The four so-called ‘pillars’ of the Global Christian Forum (the Vatican, the World Council of Churches, the World Evangelical Alliance and the Pentecostal World Fellowship), as well as other represented confessions, such as the Orthodox Church met together for two days in Bossey near to Geneva. They are in agreement that the Global Christian Forum must definitely be continued. For everyone it is important that the Forum remains a discussion platform which is open to new guests but does not form any kind of ‘super church,’ become an institution or emit theological or canonical declarations of principles.
Each of the five-person delegations were headed by Bishop Brian Farrell, secretary of the Pontifical Council for Promoting Christian Unity, Olav Tveit, general secretary of the World Council of Churches, Bishop Efraim Tendero, secretary general of the World Evangelical Alliance, and David Wells, vice-chair of the Pentecostal World Fellowship.
The World Evangelical Alliance delegation was composed of the secretary general, Bishop Efraim Tendero (the Philippines), his deputy, Thomas Schirrmacher, who is also responsible for interchurch relations, the secretary general of the Asian Evangelical Alliance, Richard Howell (India), the ambassador to the Vatican, Thomas K. Johnson (Czech Republic), and the director of the Business Coalition, Timo Plutschinski (Germany).

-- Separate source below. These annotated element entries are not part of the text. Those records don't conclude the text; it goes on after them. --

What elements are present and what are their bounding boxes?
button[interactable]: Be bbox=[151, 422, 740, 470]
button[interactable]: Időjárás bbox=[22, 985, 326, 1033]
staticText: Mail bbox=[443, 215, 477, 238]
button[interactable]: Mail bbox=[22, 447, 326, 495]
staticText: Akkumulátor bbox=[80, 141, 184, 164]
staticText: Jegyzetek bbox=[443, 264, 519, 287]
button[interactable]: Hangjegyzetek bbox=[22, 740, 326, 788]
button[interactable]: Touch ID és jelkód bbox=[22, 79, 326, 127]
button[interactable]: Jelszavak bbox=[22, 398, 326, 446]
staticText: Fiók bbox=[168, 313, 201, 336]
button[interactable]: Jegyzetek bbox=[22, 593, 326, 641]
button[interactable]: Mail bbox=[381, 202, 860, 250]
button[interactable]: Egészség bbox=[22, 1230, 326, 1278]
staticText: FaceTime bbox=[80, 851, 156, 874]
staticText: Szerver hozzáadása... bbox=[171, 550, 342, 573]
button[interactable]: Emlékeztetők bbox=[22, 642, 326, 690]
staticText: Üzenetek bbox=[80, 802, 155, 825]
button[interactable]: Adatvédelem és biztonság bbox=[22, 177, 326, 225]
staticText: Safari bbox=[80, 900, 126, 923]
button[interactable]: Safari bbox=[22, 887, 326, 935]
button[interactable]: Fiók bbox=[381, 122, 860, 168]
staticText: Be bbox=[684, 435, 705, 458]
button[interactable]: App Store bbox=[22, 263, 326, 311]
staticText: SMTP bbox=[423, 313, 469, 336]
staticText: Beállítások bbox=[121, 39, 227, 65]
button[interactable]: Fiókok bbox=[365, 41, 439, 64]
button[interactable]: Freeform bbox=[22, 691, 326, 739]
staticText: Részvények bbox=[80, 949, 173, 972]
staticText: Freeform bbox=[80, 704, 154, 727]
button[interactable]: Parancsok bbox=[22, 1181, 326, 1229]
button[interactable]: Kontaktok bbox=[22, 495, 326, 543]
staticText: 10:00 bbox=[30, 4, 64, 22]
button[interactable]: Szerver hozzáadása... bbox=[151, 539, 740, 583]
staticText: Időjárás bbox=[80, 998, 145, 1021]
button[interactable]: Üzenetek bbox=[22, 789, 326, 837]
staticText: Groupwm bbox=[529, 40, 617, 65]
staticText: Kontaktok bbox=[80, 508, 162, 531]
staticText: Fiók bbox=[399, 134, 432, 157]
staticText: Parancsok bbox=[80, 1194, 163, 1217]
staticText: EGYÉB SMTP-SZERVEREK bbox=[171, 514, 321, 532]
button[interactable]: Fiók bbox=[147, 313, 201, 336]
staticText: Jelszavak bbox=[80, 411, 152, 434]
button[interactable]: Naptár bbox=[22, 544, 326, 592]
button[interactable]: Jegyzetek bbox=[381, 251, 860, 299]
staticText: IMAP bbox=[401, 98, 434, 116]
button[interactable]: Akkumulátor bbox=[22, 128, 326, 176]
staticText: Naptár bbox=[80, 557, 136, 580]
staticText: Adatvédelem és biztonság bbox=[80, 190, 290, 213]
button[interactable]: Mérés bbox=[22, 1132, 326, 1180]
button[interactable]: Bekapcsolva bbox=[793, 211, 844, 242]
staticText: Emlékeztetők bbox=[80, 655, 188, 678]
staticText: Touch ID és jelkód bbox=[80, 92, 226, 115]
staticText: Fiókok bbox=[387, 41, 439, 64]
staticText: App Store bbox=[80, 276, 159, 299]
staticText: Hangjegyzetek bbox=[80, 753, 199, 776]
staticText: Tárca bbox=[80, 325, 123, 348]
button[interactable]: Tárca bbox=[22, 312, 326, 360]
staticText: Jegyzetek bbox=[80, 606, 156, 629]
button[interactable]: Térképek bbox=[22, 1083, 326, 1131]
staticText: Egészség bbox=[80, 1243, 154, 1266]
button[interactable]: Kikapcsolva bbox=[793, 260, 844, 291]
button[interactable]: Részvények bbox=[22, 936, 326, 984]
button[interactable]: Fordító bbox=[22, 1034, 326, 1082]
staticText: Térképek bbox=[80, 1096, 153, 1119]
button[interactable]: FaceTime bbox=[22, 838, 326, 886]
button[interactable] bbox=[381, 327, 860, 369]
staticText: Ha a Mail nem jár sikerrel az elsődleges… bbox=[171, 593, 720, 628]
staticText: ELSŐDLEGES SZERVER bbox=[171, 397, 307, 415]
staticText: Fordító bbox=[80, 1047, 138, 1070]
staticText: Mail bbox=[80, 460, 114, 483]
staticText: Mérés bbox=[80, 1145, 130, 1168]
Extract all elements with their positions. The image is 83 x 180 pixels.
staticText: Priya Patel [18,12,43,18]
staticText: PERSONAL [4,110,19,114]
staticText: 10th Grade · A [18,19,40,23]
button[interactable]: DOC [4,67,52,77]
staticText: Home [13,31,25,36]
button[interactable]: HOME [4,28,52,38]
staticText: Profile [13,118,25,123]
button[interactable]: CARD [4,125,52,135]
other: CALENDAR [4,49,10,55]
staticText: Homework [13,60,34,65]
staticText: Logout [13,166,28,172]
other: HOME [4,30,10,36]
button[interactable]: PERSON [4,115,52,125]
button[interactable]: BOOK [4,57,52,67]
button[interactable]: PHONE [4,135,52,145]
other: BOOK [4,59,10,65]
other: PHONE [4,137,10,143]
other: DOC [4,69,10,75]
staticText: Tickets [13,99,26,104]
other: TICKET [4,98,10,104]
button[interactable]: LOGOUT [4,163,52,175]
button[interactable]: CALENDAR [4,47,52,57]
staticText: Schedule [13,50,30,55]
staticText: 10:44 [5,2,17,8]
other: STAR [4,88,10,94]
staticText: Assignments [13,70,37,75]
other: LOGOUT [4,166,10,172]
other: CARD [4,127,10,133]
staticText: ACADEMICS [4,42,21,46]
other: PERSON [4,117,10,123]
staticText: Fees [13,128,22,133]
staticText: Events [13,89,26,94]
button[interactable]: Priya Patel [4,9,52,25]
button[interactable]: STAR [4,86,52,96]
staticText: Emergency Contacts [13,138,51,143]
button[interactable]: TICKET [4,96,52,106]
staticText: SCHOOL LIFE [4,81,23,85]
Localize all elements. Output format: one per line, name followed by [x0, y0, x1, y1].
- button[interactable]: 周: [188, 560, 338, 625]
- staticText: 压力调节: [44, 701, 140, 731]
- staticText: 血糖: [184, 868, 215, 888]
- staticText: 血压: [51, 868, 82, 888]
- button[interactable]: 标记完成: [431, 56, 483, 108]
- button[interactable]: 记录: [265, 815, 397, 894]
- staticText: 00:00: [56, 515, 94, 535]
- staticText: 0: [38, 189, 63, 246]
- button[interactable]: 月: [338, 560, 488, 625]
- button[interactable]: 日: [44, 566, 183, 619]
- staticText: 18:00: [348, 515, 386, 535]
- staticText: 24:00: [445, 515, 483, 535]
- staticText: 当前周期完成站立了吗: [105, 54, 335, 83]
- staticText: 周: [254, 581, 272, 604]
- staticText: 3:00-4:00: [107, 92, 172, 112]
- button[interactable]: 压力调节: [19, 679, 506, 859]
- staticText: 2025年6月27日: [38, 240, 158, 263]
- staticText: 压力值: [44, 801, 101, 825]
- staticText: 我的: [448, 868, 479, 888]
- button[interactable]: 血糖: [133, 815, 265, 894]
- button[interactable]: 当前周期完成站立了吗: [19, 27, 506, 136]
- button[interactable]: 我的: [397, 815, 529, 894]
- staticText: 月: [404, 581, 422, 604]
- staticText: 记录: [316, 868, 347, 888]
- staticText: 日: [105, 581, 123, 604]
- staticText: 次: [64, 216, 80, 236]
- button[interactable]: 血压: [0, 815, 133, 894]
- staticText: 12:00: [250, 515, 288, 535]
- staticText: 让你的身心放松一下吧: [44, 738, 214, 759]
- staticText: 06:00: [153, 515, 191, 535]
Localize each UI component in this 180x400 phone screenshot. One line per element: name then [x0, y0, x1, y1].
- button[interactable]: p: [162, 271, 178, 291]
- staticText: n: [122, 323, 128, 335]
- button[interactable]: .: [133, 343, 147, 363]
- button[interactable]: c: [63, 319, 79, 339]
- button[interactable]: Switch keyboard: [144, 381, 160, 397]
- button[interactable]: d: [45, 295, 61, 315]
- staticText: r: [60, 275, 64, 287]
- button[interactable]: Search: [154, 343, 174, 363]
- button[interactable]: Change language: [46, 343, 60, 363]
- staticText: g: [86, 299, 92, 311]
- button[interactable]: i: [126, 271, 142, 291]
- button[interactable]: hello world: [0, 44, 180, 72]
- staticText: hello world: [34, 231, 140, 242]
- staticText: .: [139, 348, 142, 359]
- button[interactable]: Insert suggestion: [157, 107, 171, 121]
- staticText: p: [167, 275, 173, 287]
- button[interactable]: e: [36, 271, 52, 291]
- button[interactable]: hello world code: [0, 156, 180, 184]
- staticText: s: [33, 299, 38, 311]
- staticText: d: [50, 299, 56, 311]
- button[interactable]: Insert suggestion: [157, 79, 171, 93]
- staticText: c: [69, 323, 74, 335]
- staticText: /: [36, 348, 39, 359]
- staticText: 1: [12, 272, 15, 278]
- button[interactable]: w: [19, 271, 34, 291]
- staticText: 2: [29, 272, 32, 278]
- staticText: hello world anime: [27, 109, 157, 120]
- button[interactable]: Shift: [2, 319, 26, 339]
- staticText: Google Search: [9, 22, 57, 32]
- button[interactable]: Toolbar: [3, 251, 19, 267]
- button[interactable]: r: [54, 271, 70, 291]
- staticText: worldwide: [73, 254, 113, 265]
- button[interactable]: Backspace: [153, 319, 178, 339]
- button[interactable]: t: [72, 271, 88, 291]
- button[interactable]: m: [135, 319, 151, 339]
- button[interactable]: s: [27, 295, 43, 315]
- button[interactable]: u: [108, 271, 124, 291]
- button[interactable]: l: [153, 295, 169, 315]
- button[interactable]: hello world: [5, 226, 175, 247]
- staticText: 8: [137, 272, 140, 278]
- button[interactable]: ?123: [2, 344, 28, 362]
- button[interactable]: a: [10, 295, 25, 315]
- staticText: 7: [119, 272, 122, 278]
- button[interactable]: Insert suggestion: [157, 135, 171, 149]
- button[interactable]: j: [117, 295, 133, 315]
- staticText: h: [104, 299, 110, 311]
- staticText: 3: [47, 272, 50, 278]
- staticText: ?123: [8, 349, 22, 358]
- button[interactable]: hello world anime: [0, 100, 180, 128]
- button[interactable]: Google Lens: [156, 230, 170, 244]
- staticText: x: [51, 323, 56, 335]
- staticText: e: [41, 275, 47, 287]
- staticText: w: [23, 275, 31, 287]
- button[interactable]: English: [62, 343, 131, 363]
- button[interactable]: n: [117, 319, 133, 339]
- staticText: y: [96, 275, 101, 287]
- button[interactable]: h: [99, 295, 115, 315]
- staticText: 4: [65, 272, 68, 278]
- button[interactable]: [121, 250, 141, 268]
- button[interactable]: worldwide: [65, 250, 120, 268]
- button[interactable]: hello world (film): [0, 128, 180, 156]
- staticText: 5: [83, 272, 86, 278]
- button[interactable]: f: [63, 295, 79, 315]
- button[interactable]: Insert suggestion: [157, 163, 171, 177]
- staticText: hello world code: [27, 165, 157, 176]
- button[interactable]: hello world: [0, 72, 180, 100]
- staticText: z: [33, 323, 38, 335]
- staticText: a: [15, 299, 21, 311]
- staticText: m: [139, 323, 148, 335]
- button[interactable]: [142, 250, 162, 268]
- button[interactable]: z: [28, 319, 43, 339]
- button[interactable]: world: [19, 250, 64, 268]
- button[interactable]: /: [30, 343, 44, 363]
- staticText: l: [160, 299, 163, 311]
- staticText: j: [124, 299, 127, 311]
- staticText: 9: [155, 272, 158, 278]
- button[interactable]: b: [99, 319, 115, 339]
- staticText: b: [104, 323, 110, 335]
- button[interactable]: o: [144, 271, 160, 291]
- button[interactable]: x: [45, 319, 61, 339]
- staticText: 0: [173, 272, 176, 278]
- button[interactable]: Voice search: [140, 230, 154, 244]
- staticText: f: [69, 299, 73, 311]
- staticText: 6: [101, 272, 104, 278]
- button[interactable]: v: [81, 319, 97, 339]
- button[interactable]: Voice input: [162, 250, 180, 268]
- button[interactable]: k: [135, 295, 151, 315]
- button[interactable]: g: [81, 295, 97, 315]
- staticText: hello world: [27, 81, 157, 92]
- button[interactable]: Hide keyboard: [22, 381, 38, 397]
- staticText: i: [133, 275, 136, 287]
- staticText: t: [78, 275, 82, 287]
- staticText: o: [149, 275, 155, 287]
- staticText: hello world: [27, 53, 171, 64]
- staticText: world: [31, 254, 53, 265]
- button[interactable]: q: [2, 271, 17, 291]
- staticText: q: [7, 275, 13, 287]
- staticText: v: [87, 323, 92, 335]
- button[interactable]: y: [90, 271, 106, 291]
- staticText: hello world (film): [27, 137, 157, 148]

Because of the historically unique composition of the delegations, it was not only the future of the Global Christian Forum that was discussed in the premises of the Ecumenical Institute in Bossey near Geneva, but also the current state of unity of worldwide Christianity. While there was great openness about the differences in points of view in theological but also increasingly ethical questions, it was agreed that there should be no reluctance to work together on social issues. In view of the great global challenges that need a powerful response from the Christian side, it is good to be assured of mutual support in many questions. This includes questions such as: persecution of Christians worldwide, right to life at the beginning and end of life, as well as the challenges of human trafficking, global corruption or the consequences of climate change for the Global South.